We have won tons of awards.

The four hotels are very well-positioned, and at the same time operated with a lower cost structure due to synergies across the whole back-end.

However, we need to find a developer that is able to pull such a cluster project off. It requires a lot of capital.

There are not many other such opportunities in Singapore now, so we may have to look overseas. Maybe we will find opportunities in Vietnam, where there are proposals and concepts for massive resorts. We may be able to pull off two brands on a single site, not four like what we have on Sentosa.

I find this to be a very good question because it is a reminder for us to use this successful development to showcase what we can do in Vietnam, Indonesia or Thailand.

To close off this conversation, will you share your outlook for travel and tourism in 2026?
I am cautiously optimistic. January did not start well, but we had a seasonality advantage with Chinese New Year in February. When we look at two months combined, it isn’t too bad.

In Singapore, there will not be a ton of supply coming online this year while there is a good line-up of events and concerts. So, there is quite a lot happening in Singapore, which I hope will give us some modest growth.

Industry forecasters are quite bearish at the moment, many expect this year to be quite flat – or even slightly down on rates.

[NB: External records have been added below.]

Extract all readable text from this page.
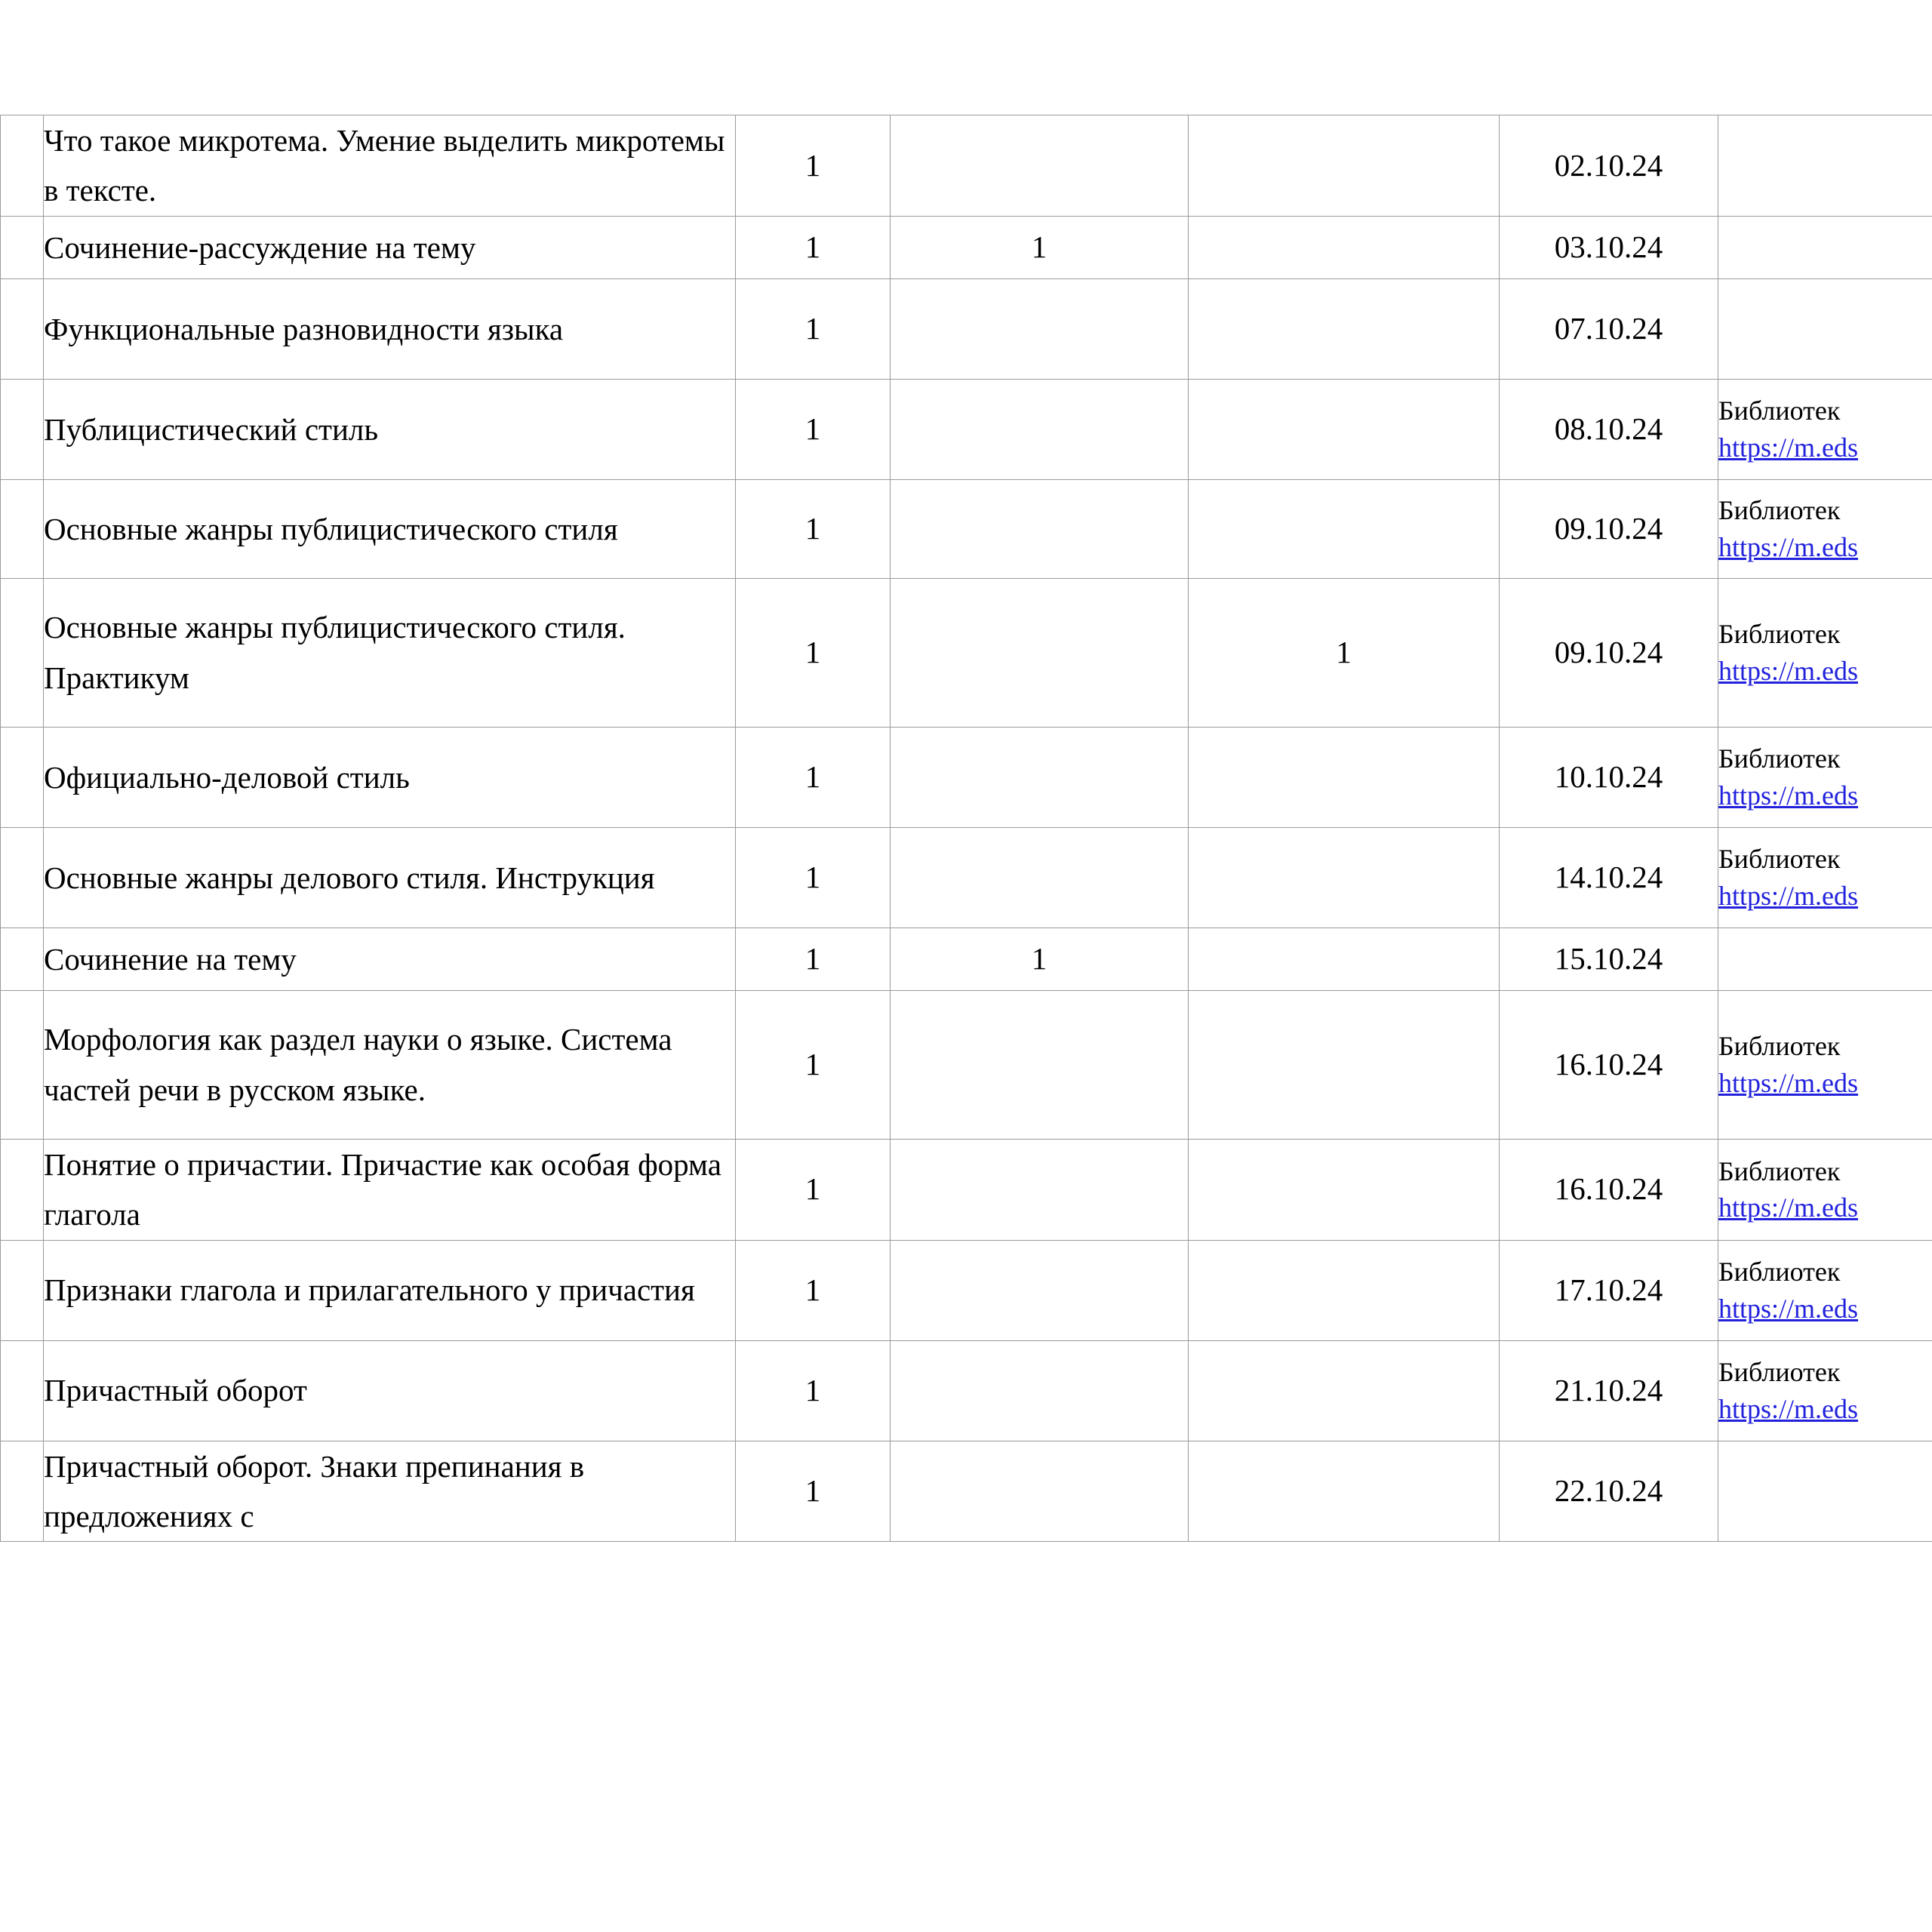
	Что такое микротема. Умение выделить микротемы в тексте.	1			02.10.24	

	Сочинение-рассуждение на тему	1	1		03.10.24	

	Функциональные разновидности языка	1			07.10.24	

	Публицистический стиль	1			08.10.24	Библиотек
https://m.eds

	Основные жанры публицистического стиля	1			09.10.24	Библиотек
https://m.eds

	Основные жанры публицистического стиля. Практикум	1		1	09.10.24	Библиотек
https://m.eds

	Официально-деловой стиль	1			10.10.24	Библиотек
https://m.eds

	Основные жанры делового стиля. Инструкция	1			14.10.24	Библиотек
https://m.eds

	Сочинение на тему	1	1		15.10.24	

	Морфология как раздел науки о языке. Система частей речи в русском языке.	1			16.10.24	Библиотек
https://m.eds

	Понятие о причастии. Причастие как особая форма глагола	1			16.10.24	Библиотек
https://m.eds

	Признаки глагола и прилагательного у причастия	1			17.10.24	Библиотек
https://m.eds

	Причастный оборот	1			21.10.24	Библиотек
https://m.eds

	Причастный оборот. Знаки препинания в предложениях с	1			22.10.24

In 2025, we saw Singapore’s hotel industry competing a bit too much on price. So, while occupancy went up as a whole, ADR went down.

I hope that we can get out of that mindset this year. It is important that we maintain or increase our rates. Yet, I know that Singapore is an expensive destination (when compared to options in the region). Singapore has to keep reinventing itself and making the destination experience more layered.

Industry players have to come together to achieve this.